Chicago Bulls Rumors – Derrick Rose’s health is a great debate topic for any Chicago Bulls fan to participate in. As the postseason approaches, ask yourself “why is Derrick Rose not playing?”
Rose suffered medial meniscus tears in his knee back in November, this was only 10 games after he returned from a torn ACL in the opposite knee. As fast as Rose hit the floor, doctors and medicals professionals hit the Internet to give their opinion.
Derrick Rose’s Initial Injury Predictions
While the Bulls will almost certainly stick with the “out indefinitely” designation, particularly given Rose’s unique situation of recovering from an ACL tear, Rose’s recovery can probably be estimated at somewhere between 6-10 weeks. (ProBasketballTalk – Nov. ’13)
The typical recovery process after repairing a torn meniscus lasts four to six months. (CSNChicago, Nov. ’13)
Surgically repaired meniscus tears can keep players out anywhere from eight weeks to four months, depending on the severity of the tear and the type of repair done during the surgery. (CBS, Nov. ’13)
You will be progressed through rehabilitation as your pain and swelling allow. Most arthroscopic patients can return to normal function within 3 to 6 weeks. (PhsioWorks, Nov. ’13)
A specific recovery timeline for Rose is not yet known, but a meniscus tear isn’t necessarily a season-ending injury. It’s a significantly less serious injury than the ACL tear Rose suffered in his other knee during the 2012 playoffs that led him to sit out the entire 2012-13 season. (Sports Illustrated, Nov. ’13)
Now, these are all just estimates based on the person’s ability to heal and their injury history. Not to mention, Rose is a professional basketball player, not some accountant from down the block.
Rose’s previously torn ACL does not bode well for him here though, so let’s take the extreme of all situations. Let’s pick the longest recovery time we could find for a person with a torn medial meniscus, that is 6 months.

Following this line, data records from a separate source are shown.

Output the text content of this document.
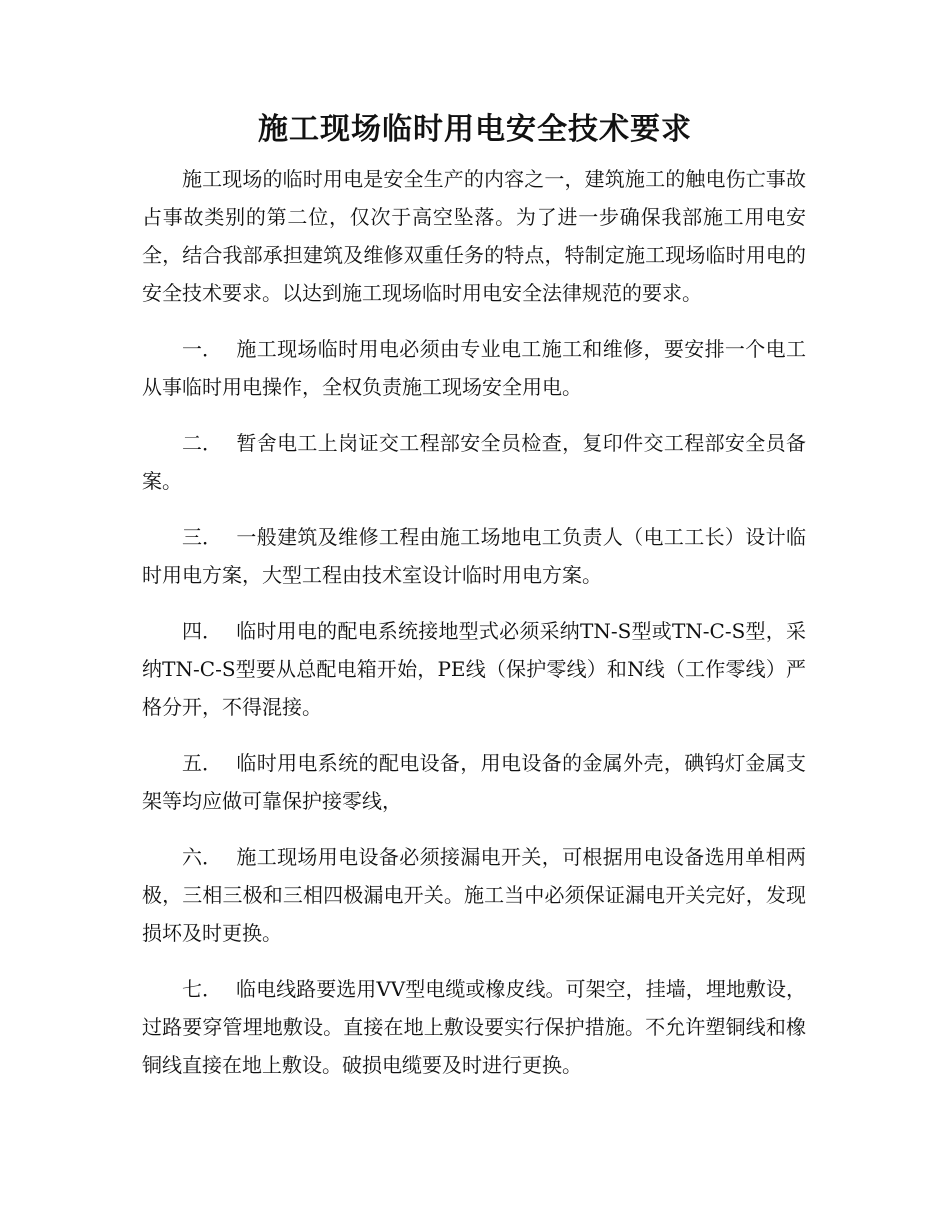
施工现场临时用电安全技术要求

施工现场的临时用电是安全生产的内容之一，建筑施工的触电伤亡事故占事故类别的第二位，仅次于高空坠落。为了进一步确保我部施工用电安全，结合我部承担建筑及维修双重任务的特点，特制定施工现场临时用电的安全技术要求。以达到施工现场临时用电安全法律规范的要求。

一． 施工现场临时用电必须由专业电工施工和维修，要安排一个电工从事临时用电操作，全权负责施工现场安全用电。

二． 暂舍电工上岗证交工程部安全员检查，复印件交工程部安全员备案。

三． 一般建筑及维修工程由施工场地电工负责人（电工工长）设计临时用电方案，大型工程由技术室设计临时用电方案。

四． 临时用电的配电系统接地型式必须采纳TN-S型或TN-C-S型，采纳TN-C-S型要从总配电箱开始，PE线（保护零线）和N线（工作零线）严格分开，不得混接。

五． 临时用电系统的配电设备，用电设备的金属外壳，碘钨灯金属支架等均应做可靠保护接零线，

六． 施工现场用电设备必须接漏电开关，可根据用电设备选用单相两极，三相三极和三相四极漏电开关。施工当中必须保证漏电开关完好，发现损坏及时更换。

七． 临电线路要选用VV型电缆或橡皮线。可架空，挂墙，埋地敷设，过路要穿管埋地敷设。直接在地上敷设要实行保护措施。不允许塑铜线和橡铜线直接在地上敷设。破损电缆要及时进行更换。
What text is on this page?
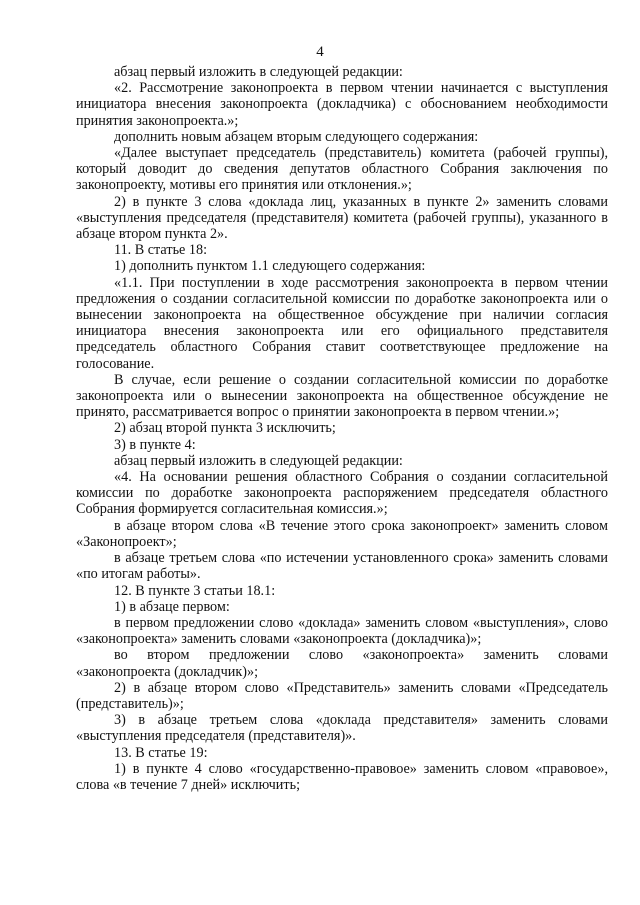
4

абзац первый изложить в следующей редакции:

«2. Рассмотрение законопроекта в первом чтении начинается с выступления инициатора внесения законопроекта (докладчика) с обоснованием необходимости принятия законопроекта.»;

дополнить новым абзацем вторым следующего содержания:

«Далее выступает председатель (представитель) комитета (рабочей группы), который доводит до сведения депутатов областного Собрания заключения по законопроекту, мотивы его принятия или отклонения.»;

2) в пункте 3 слова «доклада лиц, указанных в пункте 2» заменить словами «выступления председателя (представителя) комитета (рабочей группы), указанного в абзаце втором пункта 2».

11. В статье 18:

1) дополнить пунктом 1.1 следующего содержания:

«1.1. При поступлении в ходе рассмотрения законопроекта в первом чтении предложения о создании согласительной комиссии по доработке законопроекта или о вынесении законопроекта на общественное обсуждение при наличии согласия инициатора внесения законопроекта или его официального представителя председатель областного Собрания ставит соответствующее предложение на голосование.

В случае, если решение о создании согласительной комиссии по доработке законопроекта или о вынесении законопроекта на общественное обсуждение не принято, рассматривается вопрос о принятии законопроекта в первом чтении.»;

2) абзац второй пункта 3 исключить;

3) в пункте 4:

абзац первый изложить в следующей редакции:

«4. На основании решения областного Собрания о создании согласительной комиссии по доработке законопроекта распоряжением председателя областного Собрания формируется согласительная комиссия.»;

в абзаце втором слова «В течение этого срока законопроект» заменить словом «Законопроект»;

в абзаце третьем слова «по истечении установленного срока» заменить словами «по итогам работы».

12. В пункте 3 статьи 18.1:

1) в абзаце первом:

в первом предложении слово «доклада» заменить словом «выступления», слово «законопроекта» заменить словами «законопроекта (докладчика)»;

во втором предложении слово «законопроекта» заменить словами «законопроекта (докладчик)»;

2) в абзаце втором слово «Представитель» заменить словами «Председатель (представитель)»;

3) в абзаце третьем слова «доклада представителя» заменить словами «выступления председателя (представителя)».

13. В статье 19:

1) в пункте 4 слово «государственно-правовое» заменить словом «правовое», слова «в течение 7 дней» исключить;
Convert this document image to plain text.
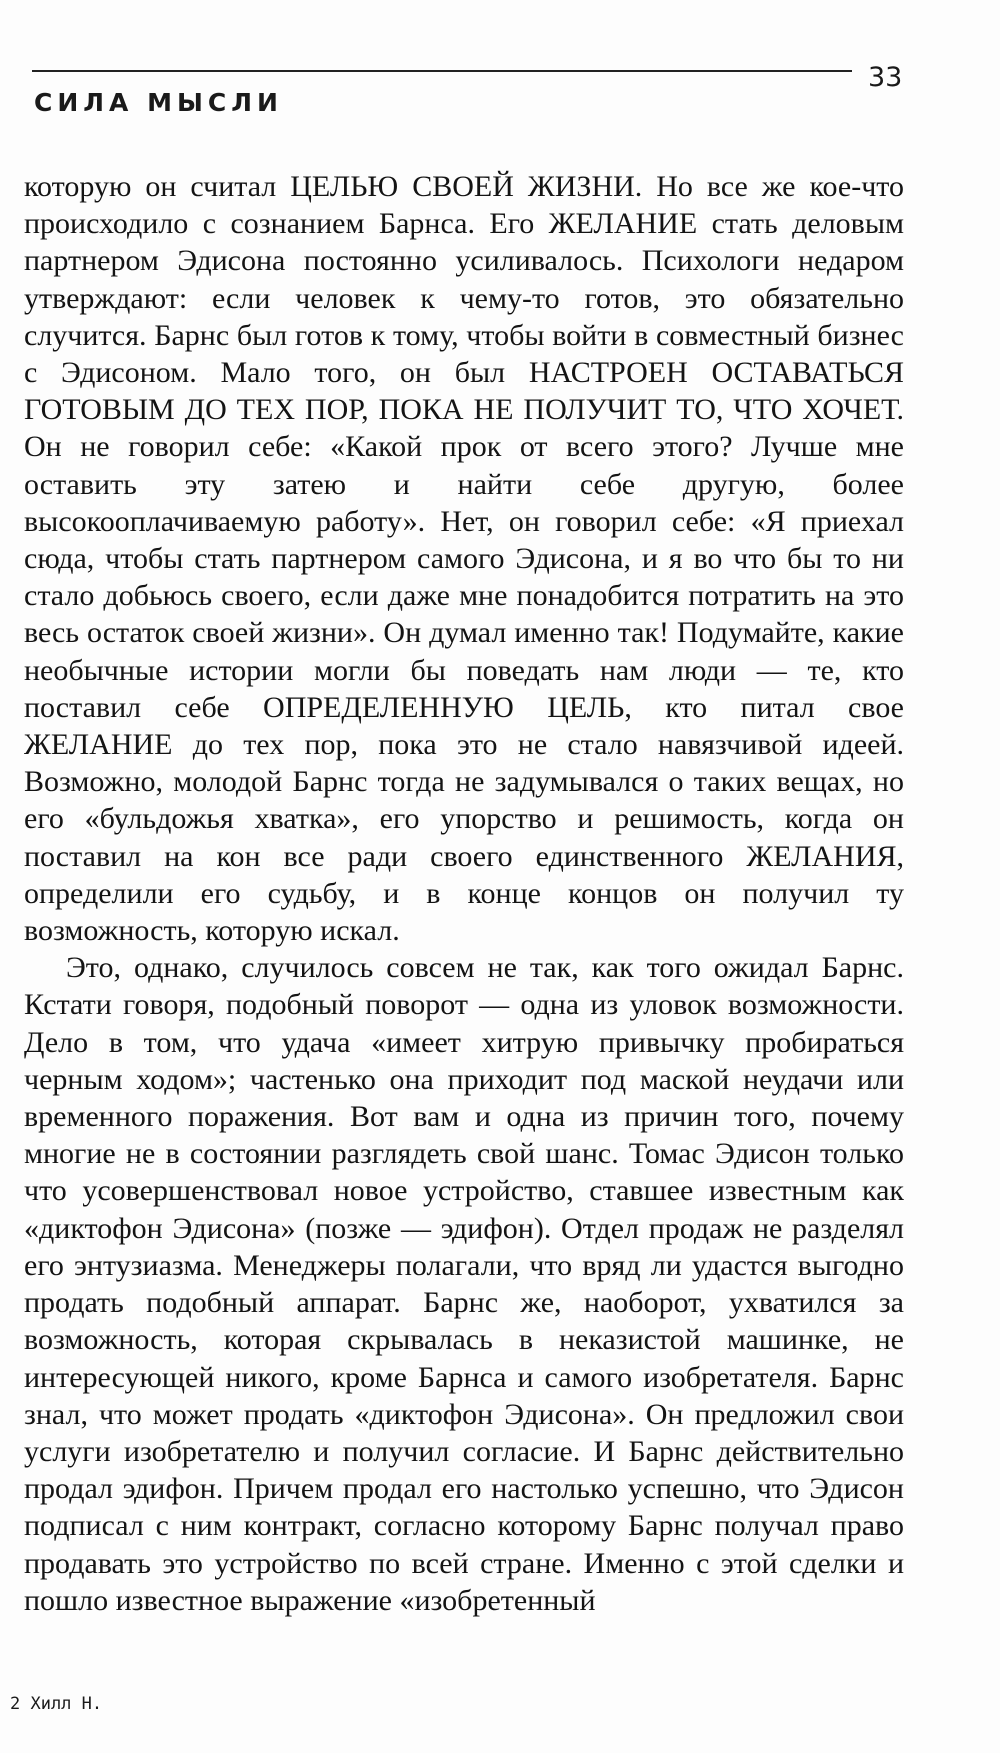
СИЛА МЫСЛИ
33

которую он считал ЦЕЛЬЮ СВОЕЙ ЖИЗНИ. Но все же кое-что происходило с сознанием Барнса. Его ЖЕЛАНИЕ стать деловым партнером Эдисона постоянно усиливалось. Психологи недаром утверждают: если человек к чему-то готов, это обязательно случится. Барнс был готов к тому, чтобы войти в совместный бизнес с Эдисоном. Мало того, он был НАСТРОЕН ОСТАВАТЬСЯ ГОТОВЫМ ДО ТЕХ ПОР, ПОКА НЕ ПОЛУЧИТ ТО, ЧТО ХОЧЕТ. Он не говорил себе: «Какой прок от всего этого? Лучше мне оставить эту затею и найти себе другую, более высокооплачиваемую работу». Нет, он говорил себе: «Я приехал сюда, чтобы стать партнером самого Эдисона, и я во что бы то ни стало добьюсь своего, если даже мне понадобится потратить на это весь остаток своей жизни». Он думал именно так! Подумайте, какие необычные истории могли бы поведать нам люди — те, кто поставил себе ОПРЕДЕЛЕННУЮ ЦЕЛЬ, кто питал свое ЖЕЛАНИЕ до тех пор, пока это не стало навязчивой идеей. Возможно, молодой Барнс тогда не задумывался о таких вещах, но его «бульдожья хватка», его упорство и решимость, когда он поставил на кон все ради своего единственного ЖЕЛАНИЯ, определили его судьбу, и в конце концов он получил ту возможность, которую искал.

Это, однако, случилось совсем не так, как того ожидал Барнс. Кстати говоря, подобный поворот — одна из уловок возможности. Дело в том, что удача «имеет хитрую привычку пробираться черным ходом»; частенько она приходит под маской неудачи или временного поражения. Вот вам и одна из причин того, почему многие не в состоянии разглядеть свой шанс. Томас Эдисон только что усовершенствовал новое устройство, ставшее известным как «диктофон Эдисона» (позже — эдифон). Отдел продаж не разделял его энтузиазма. Менеджеры полагали, что вряд ли удастся выгодно продать подобный аппарат. Барнс же, наоборот, ухватился за возможность, которая скрывалась в неказистой машинке, не интересующей никого, кроме Барнса и самого изобретателя. Барнс знал, что может продать «диктофон Эдисона». Он предложил свои услуги изобретателю и получил согласие. И Барнс действительно продал эдифон. Причем продал его настолько успешно, что Эдисон подписал с ним контракт, согласно которому Барнс получал право продавать это устройство по всей стране. Именно с этой сделки и пошло известное выражение «изобретенный

2 Хилл Н.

Most say eight weeks to four months time-frame, but we will choose 6 months.
With DRose out for year, Bulls will have paid $41,028,896 for his 50 games on the court over the last 3 seasons.
— darren rovell (@darrenrovell) November 25, 2013
Using that time-frame Derrick Rose should be back around May 23rd, just in time for the second round … that’s great! Except the Bulls have already said he isn’t coming back for the postseason. Why?
Obviously the Bulls will be cautious with his return, but didn’t they learn from that last year? When the doctor says it’s time to play, Derrick should be playing. But we all know that isn’t what’s happening.
Derrick Rose, Reggie Rose and the Chicago Bulls are once again choosing for themselves when Rose should come back. Their choice probably comes based primarily around caution and money, not winning.
"Derrick Rose as far as I'm concerned is FINISHED." – @stephenasmith
— ESPN First Take (@ESPN_FirstTake) November 25, 2013
Previous Players With the Same Injury
Most will argue that the medical validity of this article is inaccurate, but it really isn’t that complicated. The time frame for every other human is well documented throughout history for meniscus tears, yet Rose runs on his own clock. Let’s take a look at some other recent cases of this in the NBA.
- Russell Westbrook tore his lateral meniscus in the playoffs last year and had surgery, which forced him to miss the rest of the postseason. (The rest of the postseason, not the entire season plus the postseason.)
- Blake Griffin, whose surgery had his meniscus removed rather than repaired, had his operation in July of 2012 and was back for training camp in October. (A removal, not a repair like Rose – but he was back in just a few months.)
- Last April, Metta World Peace returned after 12 days after surgery. (Well he’s just not as important as Rose, right?)
Fans are confused based on so many conflicting reports. Are the Bulls holding out Derrick again trying to be cautious like last year? Or is Derrick Rose holding himself out? If Rose truly wasn’t healed, reports probably wouldn’t be surfacing about his possible playoff return.
All the fans saying “don’t rush it, don’t rush it” obviously didn’t learn from 2013.
This has been exhausting, and one of the reasons why so many fans are turning their attention to Joakim Noah instead.